OK, what do you think?

Answer 2

you have \[2^{2*n}\] and \[2^{n^2}\] and \[n^{2 * log(n)}\] and \[n\] and \[n^{2*n}\]

Answer 3

For this you must imagine \[n\] increasing

Answer 4

You should graph this first

Answer 5

that is an easier way to see how the functions change as \[n\] increases

Answer 6

third option is \[n^{2}\log(n)\]

Answer 7

OK

Answer 8

well, which do you think is smallest, therefore the one that does not change fastest

Answer 9

n will be

Answer 10

Right

Answer 11

so compare \[2^{2*n}\] and \[2^{n^2}\]

Answer 12

because they have the same base, we can more easily compare them.

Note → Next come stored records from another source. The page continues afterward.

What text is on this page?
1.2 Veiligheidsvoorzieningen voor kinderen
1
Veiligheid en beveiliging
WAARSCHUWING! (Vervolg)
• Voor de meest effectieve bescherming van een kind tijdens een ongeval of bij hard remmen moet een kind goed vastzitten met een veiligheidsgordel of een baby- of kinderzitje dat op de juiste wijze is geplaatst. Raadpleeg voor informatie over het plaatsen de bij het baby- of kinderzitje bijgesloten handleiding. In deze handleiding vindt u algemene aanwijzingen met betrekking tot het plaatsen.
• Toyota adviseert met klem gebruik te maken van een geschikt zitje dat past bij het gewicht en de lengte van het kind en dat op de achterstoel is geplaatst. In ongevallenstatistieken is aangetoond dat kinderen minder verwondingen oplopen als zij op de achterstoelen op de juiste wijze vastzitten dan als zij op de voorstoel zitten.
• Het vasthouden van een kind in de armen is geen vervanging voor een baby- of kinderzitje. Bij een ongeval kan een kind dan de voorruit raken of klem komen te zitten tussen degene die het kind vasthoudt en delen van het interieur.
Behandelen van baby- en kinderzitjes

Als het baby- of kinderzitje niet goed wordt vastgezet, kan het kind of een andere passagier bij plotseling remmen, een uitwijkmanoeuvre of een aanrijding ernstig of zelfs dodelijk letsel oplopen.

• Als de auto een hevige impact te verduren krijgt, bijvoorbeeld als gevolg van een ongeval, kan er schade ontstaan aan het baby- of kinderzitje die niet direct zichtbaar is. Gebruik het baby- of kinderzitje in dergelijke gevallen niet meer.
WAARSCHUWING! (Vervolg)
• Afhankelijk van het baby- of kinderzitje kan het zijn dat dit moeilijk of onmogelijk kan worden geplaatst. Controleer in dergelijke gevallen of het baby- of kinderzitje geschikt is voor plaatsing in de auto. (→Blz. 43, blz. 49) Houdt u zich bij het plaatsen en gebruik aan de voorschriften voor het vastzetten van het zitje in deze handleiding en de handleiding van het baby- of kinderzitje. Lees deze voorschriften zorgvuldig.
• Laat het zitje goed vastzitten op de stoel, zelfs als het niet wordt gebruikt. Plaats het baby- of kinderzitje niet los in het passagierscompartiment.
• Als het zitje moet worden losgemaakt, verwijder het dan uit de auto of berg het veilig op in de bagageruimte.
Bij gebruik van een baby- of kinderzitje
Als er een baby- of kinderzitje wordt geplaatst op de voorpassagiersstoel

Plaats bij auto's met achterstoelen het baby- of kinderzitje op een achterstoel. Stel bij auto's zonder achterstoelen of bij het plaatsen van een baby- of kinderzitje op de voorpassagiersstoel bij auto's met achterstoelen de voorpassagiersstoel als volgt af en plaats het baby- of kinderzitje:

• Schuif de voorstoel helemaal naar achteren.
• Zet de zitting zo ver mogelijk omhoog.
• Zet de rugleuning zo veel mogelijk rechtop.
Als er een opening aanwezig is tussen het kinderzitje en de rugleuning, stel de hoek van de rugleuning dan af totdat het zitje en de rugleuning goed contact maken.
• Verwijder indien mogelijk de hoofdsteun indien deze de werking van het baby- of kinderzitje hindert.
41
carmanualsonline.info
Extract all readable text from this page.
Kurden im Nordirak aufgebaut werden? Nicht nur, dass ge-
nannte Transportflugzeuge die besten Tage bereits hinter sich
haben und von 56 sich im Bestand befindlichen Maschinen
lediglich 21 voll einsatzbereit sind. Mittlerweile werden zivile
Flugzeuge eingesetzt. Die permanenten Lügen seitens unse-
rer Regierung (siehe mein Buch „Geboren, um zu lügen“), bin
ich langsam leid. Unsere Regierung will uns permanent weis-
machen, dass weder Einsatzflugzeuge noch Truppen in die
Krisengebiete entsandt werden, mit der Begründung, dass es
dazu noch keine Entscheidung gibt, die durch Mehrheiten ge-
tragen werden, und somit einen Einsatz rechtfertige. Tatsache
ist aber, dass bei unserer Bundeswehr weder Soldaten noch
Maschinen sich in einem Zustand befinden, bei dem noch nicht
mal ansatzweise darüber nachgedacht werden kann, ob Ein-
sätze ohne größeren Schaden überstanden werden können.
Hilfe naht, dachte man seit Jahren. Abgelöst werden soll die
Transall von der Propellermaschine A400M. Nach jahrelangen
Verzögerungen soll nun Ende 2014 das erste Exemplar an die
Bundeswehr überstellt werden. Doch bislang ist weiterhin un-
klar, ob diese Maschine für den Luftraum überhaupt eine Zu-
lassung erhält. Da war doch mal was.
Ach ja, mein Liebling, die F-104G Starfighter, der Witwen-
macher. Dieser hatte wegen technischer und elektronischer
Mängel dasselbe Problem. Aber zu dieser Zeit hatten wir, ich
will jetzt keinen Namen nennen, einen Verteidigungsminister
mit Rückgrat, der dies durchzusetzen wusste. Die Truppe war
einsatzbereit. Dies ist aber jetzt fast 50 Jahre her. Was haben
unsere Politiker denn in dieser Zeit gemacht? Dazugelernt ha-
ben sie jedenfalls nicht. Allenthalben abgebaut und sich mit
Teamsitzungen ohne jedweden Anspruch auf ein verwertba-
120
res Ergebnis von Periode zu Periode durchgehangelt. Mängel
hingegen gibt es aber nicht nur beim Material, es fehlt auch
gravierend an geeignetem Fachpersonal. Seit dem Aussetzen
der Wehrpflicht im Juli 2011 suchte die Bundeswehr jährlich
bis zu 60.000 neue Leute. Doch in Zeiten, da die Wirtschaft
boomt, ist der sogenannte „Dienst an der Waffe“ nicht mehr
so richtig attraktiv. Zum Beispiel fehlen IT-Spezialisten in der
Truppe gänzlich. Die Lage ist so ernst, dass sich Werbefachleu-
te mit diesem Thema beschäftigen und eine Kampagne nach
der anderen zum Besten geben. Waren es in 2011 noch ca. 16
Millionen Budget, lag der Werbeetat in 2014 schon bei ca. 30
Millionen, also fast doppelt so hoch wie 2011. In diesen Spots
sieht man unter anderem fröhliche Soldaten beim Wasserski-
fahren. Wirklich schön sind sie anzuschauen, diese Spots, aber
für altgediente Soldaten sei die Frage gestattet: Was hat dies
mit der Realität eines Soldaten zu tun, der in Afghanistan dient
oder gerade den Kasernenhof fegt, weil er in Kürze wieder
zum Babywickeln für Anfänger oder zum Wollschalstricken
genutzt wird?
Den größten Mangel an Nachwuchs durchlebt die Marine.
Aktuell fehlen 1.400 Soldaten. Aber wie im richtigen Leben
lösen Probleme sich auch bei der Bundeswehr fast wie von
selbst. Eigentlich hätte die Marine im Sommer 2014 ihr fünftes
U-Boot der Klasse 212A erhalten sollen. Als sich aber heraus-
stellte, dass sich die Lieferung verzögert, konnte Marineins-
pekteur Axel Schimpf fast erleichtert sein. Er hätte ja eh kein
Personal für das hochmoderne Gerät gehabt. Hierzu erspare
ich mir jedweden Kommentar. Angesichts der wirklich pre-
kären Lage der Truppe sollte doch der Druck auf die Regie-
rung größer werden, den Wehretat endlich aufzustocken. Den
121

Which would be greater than the other as n increases?

Answer 13

2^2n will be smaller

Answer 14

Right

Answer 15

Now compare \[n^{2}*log(n)\] and \[n^2*n\]

Answer 16

which is larger

Answer 17

as n increases

Answer 18

its n^2^n

Answer 19

a)2^2n
b)2^n^2
c)n^2log(n)
d)n
e)n^2n

Answer 20

\[2^{2*n}\]
\[2^{n^2}\]
\[n^{2} * log(n)\]
\[n\]
\[n^{2*}\]

Answer 21

\[n^{2*n\]

Answer 22

option e is n^2^n

Answer 23

\[n^{2^{n}}\]

Answer 24

?

Answer 25

ya

Answer 26

\[2^{2*n}\]
\[2^{n^{2}}\]
\[n^2*log(n)\]
\[n\]
\[n^{2^{n}}\]

Answer 27

so think n^2^n will be larger than n^ log(n)

Answer 28

so know we had arrange in increasing of their growth rate ie. if g(n) follows f(n) , then f(n) is necessarily O(g(n)).

Answer 29

OK, yes, big-o notation

Answer 30

so what will be answer?

Answer 31

so you have some relative ordering of functions, now you can compare them by equating them, because then, any number beyond that point of equation will help you determine which function is greater

Answer 32

Something are best done with pen and paper so you can write out your work then upload an image you want

Answer 33

n< 2^2n < 2^n^2 < n^2 log(n) < n^2n

Answer 34

is it correct

Answer 35

ok

Answer 36

Hey, I didn't check it yet, was AFK

Answer 37

OK, so

Answer 38

we know n is the smallest

Answer 39

However, equate \[2^{2*n}\] and \[n^{2} *log(n)\]

Answer 40

n^2 gets beaten by 2^n

Answer 41

what is 100^2 and what is 2^100? the first is just 100 * 100, then next is 2 * 2 * 2 * ... * 2 100 times

Answer 42

110^2 = 10000 and 2^100 = 1.2676506 × (10^30) which is much bigger than 10,000

Answer 43

understood

Answer 44

so, you just need to plug in very large numbers and compare all equations

Answer 45

n^2 log(n) will be larger

Answer 46

essentially

Answer 47

yes, but only by the factor of log(n)

Answer 48

so 100^2 * log(100) is just 20,000

Answer 49

log is slow moving function

Answer 50

value log will be always positive so it increases

Answer 51

by factor of log(n)

Answer 52

when does n^2 * log(n) = 2^(2*n) ?

Answer 53

when n=0

Answer 54

OK, cool, so when n = 1, which is larger? I choose 1 because in order to see which function is larger we must increase n now that they are equal

Answer 55

continue this method of comparison

Answer 56

for all functions